Search code examples
pythonpandasanova

The one-way ANOVA function I'm using keeps spitting out F values that don't make sense


I'm working on a project for college and it's kicking my ass.

I downloaded a data file from https://www.kaggle.com/datasets/majunbajun/himalayan-climbing-expeditions

I'm trying to use an ANOVA to see if there's a statistically significant difference in time taken to summit between the seasons.

The F value I'm getting back doesn't seem to make any sense. Any suggestions?

#import pandas
import pandas as pd

#import expeditions as csv file
exp = pd.read_csv('C:\\filepath\\expeditions.csv')

#extract only the data relating to everest
exp= exp[exp['peak_name'] == 'Everest']

#create a subset of the data only containing 
exp_peaks = exp[['peak_name', 'member_deaths', 'termination_reason', 'hired_staff_deaths', 'year', 'season', 'basecamp_date', 'highpoint_date']]

#extract successful attempts
exp_peaks = exp_peaks[(exp_peaks['termination_reason'] == 'Success (main peak)')]

#drop missing values from basecamp_date & highpoint_date
exp_peaks = exp_peaks.dropna(subset=['basecamp_date', 'highpoint_date'])

#convert basecamp date to datetime
exp_peaks['basecamp_date'] = pd.to_datetime(exp_peaks['basecamp_date'])
#convert basecamp date to datetime
exp_peaks['highpoint_date'] = pd.to_datetime(exp_peaks['highpoint_date'])

from datetime import datetime

exp_peaks['time_taken'] = exp_peaks['highpoint_date'] - exp_peaks['basecamp_date']

#convert seasons from strings to ints
exp_peaks['season'] = exp_peaks['season'].replace('Spring', 1)
exp_peaks['season'] = exp_peaks['season'].replace('Autumn', 3)
exp_peaks['season'] = exp_peaks['season'].replace('Winter', 4)
#remove summer and unknown
exp_peaks = exp_peaks[(exp_peaks['season'] != 'Summer')]
exp_peaks = exp_peaks[(exp_peaks['season'] != 'Unknown')]

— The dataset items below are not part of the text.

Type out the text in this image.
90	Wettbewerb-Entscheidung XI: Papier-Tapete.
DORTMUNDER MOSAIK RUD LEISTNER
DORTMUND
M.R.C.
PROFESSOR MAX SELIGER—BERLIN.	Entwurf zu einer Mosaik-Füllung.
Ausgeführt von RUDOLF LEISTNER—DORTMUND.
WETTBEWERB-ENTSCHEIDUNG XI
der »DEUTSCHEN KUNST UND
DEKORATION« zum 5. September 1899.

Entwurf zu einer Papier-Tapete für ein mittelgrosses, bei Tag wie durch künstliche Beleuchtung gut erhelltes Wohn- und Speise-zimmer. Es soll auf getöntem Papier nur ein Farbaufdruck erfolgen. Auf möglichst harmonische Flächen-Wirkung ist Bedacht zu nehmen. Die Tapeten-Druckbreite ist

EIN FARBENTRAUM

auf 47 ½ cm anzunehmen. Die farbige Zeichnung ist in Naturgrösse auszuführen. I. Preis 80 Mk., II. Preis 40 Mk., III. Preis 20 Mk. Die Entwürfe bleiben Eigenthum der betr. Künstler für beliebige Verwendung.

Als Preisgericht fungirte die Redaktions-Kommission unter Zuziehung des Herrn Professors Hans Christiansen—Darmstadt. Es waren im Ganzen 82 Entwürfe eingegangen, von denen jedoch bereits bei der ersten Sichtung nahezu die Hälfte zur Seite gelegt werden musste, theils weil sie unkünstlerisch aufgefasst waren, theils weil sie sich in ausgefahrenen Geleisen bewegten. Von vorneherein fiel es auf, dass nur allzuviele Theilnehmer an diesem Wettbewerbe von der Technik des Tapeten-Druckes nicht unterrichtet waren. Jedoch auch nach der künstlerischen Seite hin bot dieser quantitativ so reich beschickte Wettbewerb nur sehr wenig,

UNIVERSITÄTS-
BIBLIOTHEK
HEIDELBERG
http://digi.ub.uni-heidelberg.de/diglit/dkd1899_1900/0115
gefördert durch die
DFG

#subset the data according to the season
exp_peaks_spring = exp_peaks[exp_peaks['season'] == 1]
exp_peaks_autumn = exp_peaks[exp_peaks['season'] == 3]
exp_peaks_winter = exp_peaks[exp_peaks['season'] == 4]

#calculate the average time taken in spring
exp_peaks_spring_duration = exp_peaks_spring['time_taken']
mean_exp_peaks_spring_duration = exp_peaks_spring_duration.mean()

#calculate the average time taken in autumn
exp_peaks_autumn_duration = exp_peaks_autumn['time_taken']
mean_exp_peaks_autumn_duration = exp_peaks_autumn_duration.mean()

#calculate the average time taken in winter
exp_peaks_winter_duration = exp_peaks_winter['time_taken']
mean_exp_peaks_winter_duration = exp_peaks_winter_duration.mean()

# Turn the season column into a categorical
exp_peaks['season'] = exp_peaks['season'].astype('category')
exp_peaks['season'].dtypes


from scipy.stats import f_oneway

# One-way ANOVA
f_value, p_value = f_oneway(exp_peaks['season'], exp_peaks['time_taken'])
print("F-score: " + str(f_value))
print("p value: " + str(p_value))

Solution

  • It seems that f_oneway requires the different samples of continuous data to be arguments, rather than taking a categorical variable argument. You can achieve this using groupby.

    f_oneway(*(group for _, group in exp_peaks.groupby("season")["time_taken"]))
    

    Or equivalently, since you have already created series for each season:

    f_oneway(exp_peaks_spring_duration, exp_peaks_autumn_duration, exp_peaks_winter_duration)
    

    I would have thought there would be an easier way to perform an ANOVA in this common case but can't find it.